BACKGROUND: The primary mediastinal lymphoma (PML) is defined as the non-Hodgkin's lymphoma that presents primarily within the mediastinum, and primary mediastinal diffuse large B cell lymphoma (PMLBL) is defined as primary mediastinal lymphoma of which histology shows diffuse large B cell lymphoma. There is no available clinical study yet about the clinical characteristics and treatment outcome of PMLBL in Korea. Here the authors report our experience of 21 cases of PML including 11 cases of PMLBL. METHODS: The authors reviewed retrospectively medical records of 21 cases with PML from January 1992 to January 2003, and analyzed clinical characteristics, response to induction therapy, and survival. The authors subsequently performed subset analysis in 11 cases with PMLBL. Median follow-up period was 16 months (range, 4~80 months). RESULTS: Male to female ratio was 813 and the median age of 21 PML cases was 33.5 years. Of 21 PML cases, histology of most cases was diffuse large B cell lymphoma (11/21) and lymphoblastic lymphoma (8/21). Cell lineage was B cell in 13 cases (61.9%).
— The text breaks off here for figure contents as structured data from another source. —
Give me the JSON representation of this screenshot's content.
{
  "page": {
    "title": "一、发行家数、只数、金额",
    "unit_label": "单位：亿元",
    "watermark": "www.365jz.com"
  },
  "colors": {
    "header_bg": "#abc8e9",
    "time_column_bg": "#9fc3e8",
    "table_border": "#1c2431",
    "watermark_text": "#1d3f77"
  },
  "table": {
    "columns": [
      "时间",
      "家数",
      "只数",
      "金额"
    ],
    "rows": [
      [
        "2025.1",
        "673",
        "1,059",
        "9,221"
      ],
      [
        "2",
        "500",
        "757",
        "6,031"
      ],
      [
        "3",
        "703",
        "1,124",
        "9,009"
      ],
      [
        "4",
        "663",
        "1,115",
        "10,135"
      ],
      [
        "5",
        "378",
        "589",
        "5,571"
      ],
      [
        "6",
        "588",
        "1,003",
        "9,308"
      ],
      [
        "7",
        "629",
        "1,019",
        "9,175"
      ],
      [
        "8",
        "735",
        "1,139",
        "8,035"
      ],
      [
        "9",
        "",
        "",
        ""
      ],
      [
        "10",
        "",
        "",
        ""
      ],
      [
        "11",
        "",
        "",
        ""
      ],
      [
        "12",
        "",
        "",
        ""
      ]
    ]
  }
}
Thirteen cases (62.0%) were in stage I and II. Initial induction therapy was chemotherapy alone in 19 cases, combined chemoradiotherapy in 1 case and no treatment in remaining 1 case. Response rate to initial therapy was 70% in 20 PML cases (complete response [CR] 50%, partial response 20%) with CR of 50% in 10 PMLBL. Median progression-free survival and overall survival for 11 PMLBL cases were 11 months and 16 months, respectively. CONCLUSION: Incidence of PML showed slight predominance in female and in relatively young age with median age of less than 40 years. Most patients presented with a chief complaint of superior vena cava syndrome including dyspnea. The most common histology of PML was diffuse large B cell lymphoma. PMLBL represented low complete response rate to conventional chemotherapy, low progression-free and overall survival rates compared with peripheral diffuse large B cell lymphoma by historical review.